Smart Cities sind aufgrund der großen Anzahl von Akteuren und Bereichen innerhalb der Stadt sehr komplex. Mit der zunehmenden Digitalisierung in den Städten steigt auch die Menge an Daten. Darüber hinaus setzen sich innovative Technologien und neue Möglichkeiten der Datenerfassung mittels Sensoren und Drohnen immer mehr durch, wodurch mehr Zusammenarbeit und Kommunikation in der Stadt notwendig wird. Neue Tools für die Analyse und Simulation von städtischen Prozessen machen die Arbeit durch datengetriebene Entscheidungen effizienter. Derzeit sind Städte dabei, die verschiedenen Informationsquellen zu ermitteln, die für ihre Prozesse relevant sind, und versuchen, diese zusammenzuführen.

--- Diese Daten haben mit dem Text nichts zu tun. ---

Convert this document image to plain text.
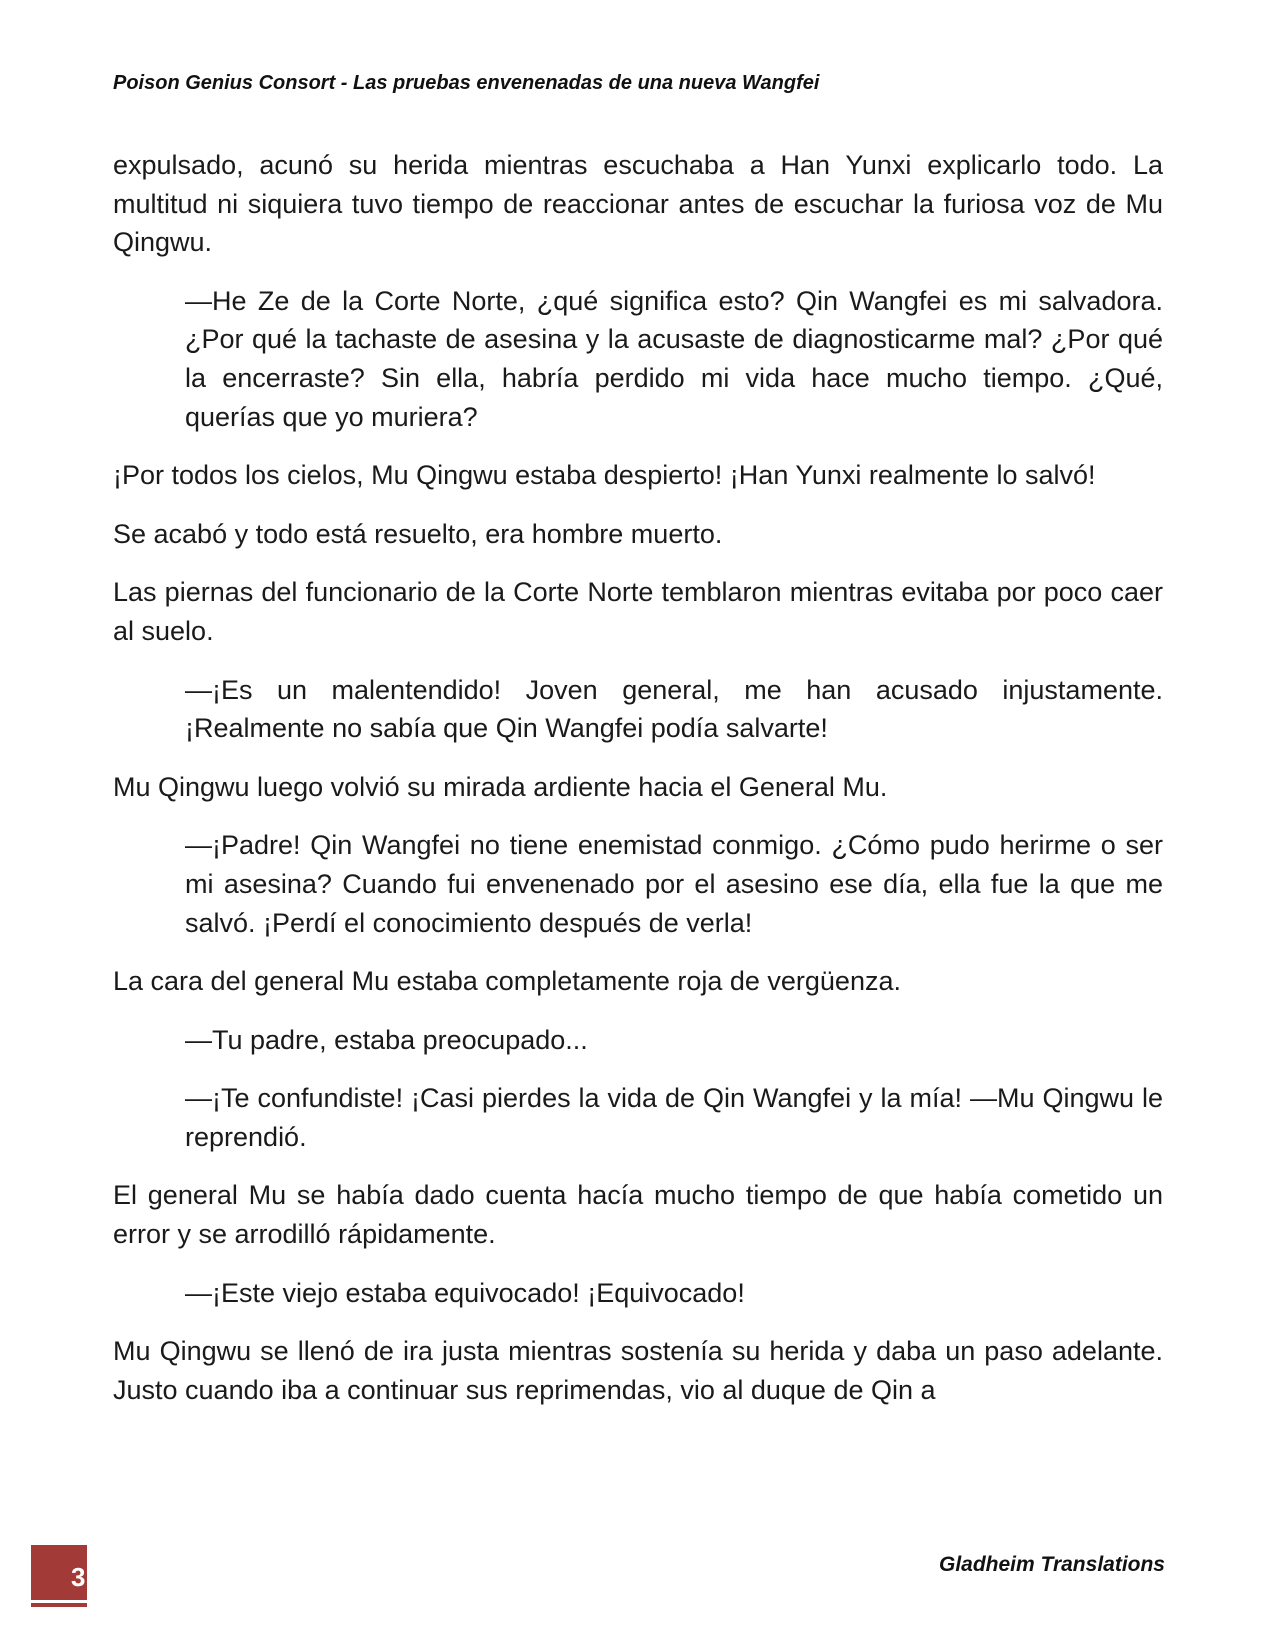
Poison Genius Consort - Las pruebas envenenadas de una nueva Wangfei

expulsado, acunó su herida mientras escuchaba a Han Yunxi explicarlo todo. La multitud ni siquiera tuvo tiempo de reaccionar antes de escuchar la furiosa voz de Mu Qingwu.

—He Ze de la Corte Norte, ¿qué significa esto? Qin Wangfei es mi salvadora. ¿Por qué la tachaste de asesina y la acusaste de diagnosticarme mal? ¿Por qué la encerraste? Sin ella, habría perdido mi vida hace mucho tiempo. ¿Qué, querías que yo muriera?

¡Por todos los cielos, Mu Qingwu estaba despierto! ¡Han Yunxi realmente lo salvó!

Se acabó y todo está resuelto, era hombre muerto.

Las piernas del funcionario de la Corte Norte temblaron mientras evitaba por poco caer al suelo.

—¡Es un malentendido! Joven general, me han acusado injustamente. ¡Realmente no sabía que Qin Wangfei podía salvarte!

Mu Qingwu luego volvió su mirada ardiente hacia el General Mu.

—¡Padre! Qin Wangfei no tiene enemistad conmigo. ¿Cómo pudo herirme o ser mi asesina? Cuando fui envenenado por el asesino ese día, ella fue la que me salvó. ¡Perdí el conocimiento después de verla!

La cara del general Mu estaba completamente roja de vergüenza.

—Tu padre, estaba preocupado...

—¡Te confundiste! ¡Casi pierdes la vida de Qin Wangfei y la mía! —Mu Qingwu le reprendió.

El general Mu se había dado cuenta hacía mucho tiempo de que había cometido un error y se arrodilló rápidamente.

—¡Este viejo estaba equivocado! ¡Equivocado!

Mu Qingwu se llenó de ira justa mientras sostenía su herida y daba un paso adelante. Justo cuando iba a continuar sus reprimendas, vio al duque de Qin a

3	Gladheim Translations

Die Notwendigkeit des Informationsaustauschs ist seit langem bekannt. Bereits bestehende Smart-City-Strategien haben den Weg für neu entstehende Datenplattformen geebnet, die den Akteuren, die sie benötigen, relevante Informationen zur Verfügung stellen, wie beispielsweise das Projekt »Connected Urban Data Architecture« (CUDA) in Freiburg. In Smart Cities sind Datenplattformen von zentraler Bedeutung, da sie Daten aus verschiedenen Quellen innerhalb der Stadt miteinander vernetzen. Dennoch gibt es in Städten immer noch Datensilos, welche die Integration von Daten und Diensten behindern, die zur Erfüllung interdisziplinärer Aufgaben notwendig sind. Ein weiterer erwarteter Nutzen solcher Plattformen ist, dass sie die Schaffung neuer Dienste ermöglichen, die ohne eine solche Plattform nicht realisiert werden können. So informiert etwa die Plattform »Gieß den Kiez« ihre Nutzer*innen über den Wasserbedarf der Bäume in ihrer Nachbarschaft. Nutzer*innen können Patenschaften für Bäume übernehmen und diese abhaken, wenn sie sie gegossen haben. Die Plattform »Mundraub« ermöglicht es Nutzer*innen, Bäume nach Arten zu markieren und zu entdecken, wo in der Stadt Obst und Pflanzen geerntet werden können. Das Potenzial von Pflanzen und Bäumen in Städten kann noch weiter erhöht werden, indem noch mehr Daten integriert werden. Beispielsweise können Baumdatenbanken mit Satelliten- oder Luftbilddaten kombiniert werden, um die Bäume auf einer Karte zu visualisieren, das Grünpotenzial der Stadt zu bewerten oder Dienste wie Mundraub zu bereichern. Diese Dienste könnten wiederum Stadtplanern und beteiligten Akteuren bei der Zusammenarbeit helfen und die Kommunikation, den Gemeinschaftssinn und die Beteiligung der Bürger*innen am städtischen Leben und an kommunalen Entscheidungen über ihre Umwelt fördern.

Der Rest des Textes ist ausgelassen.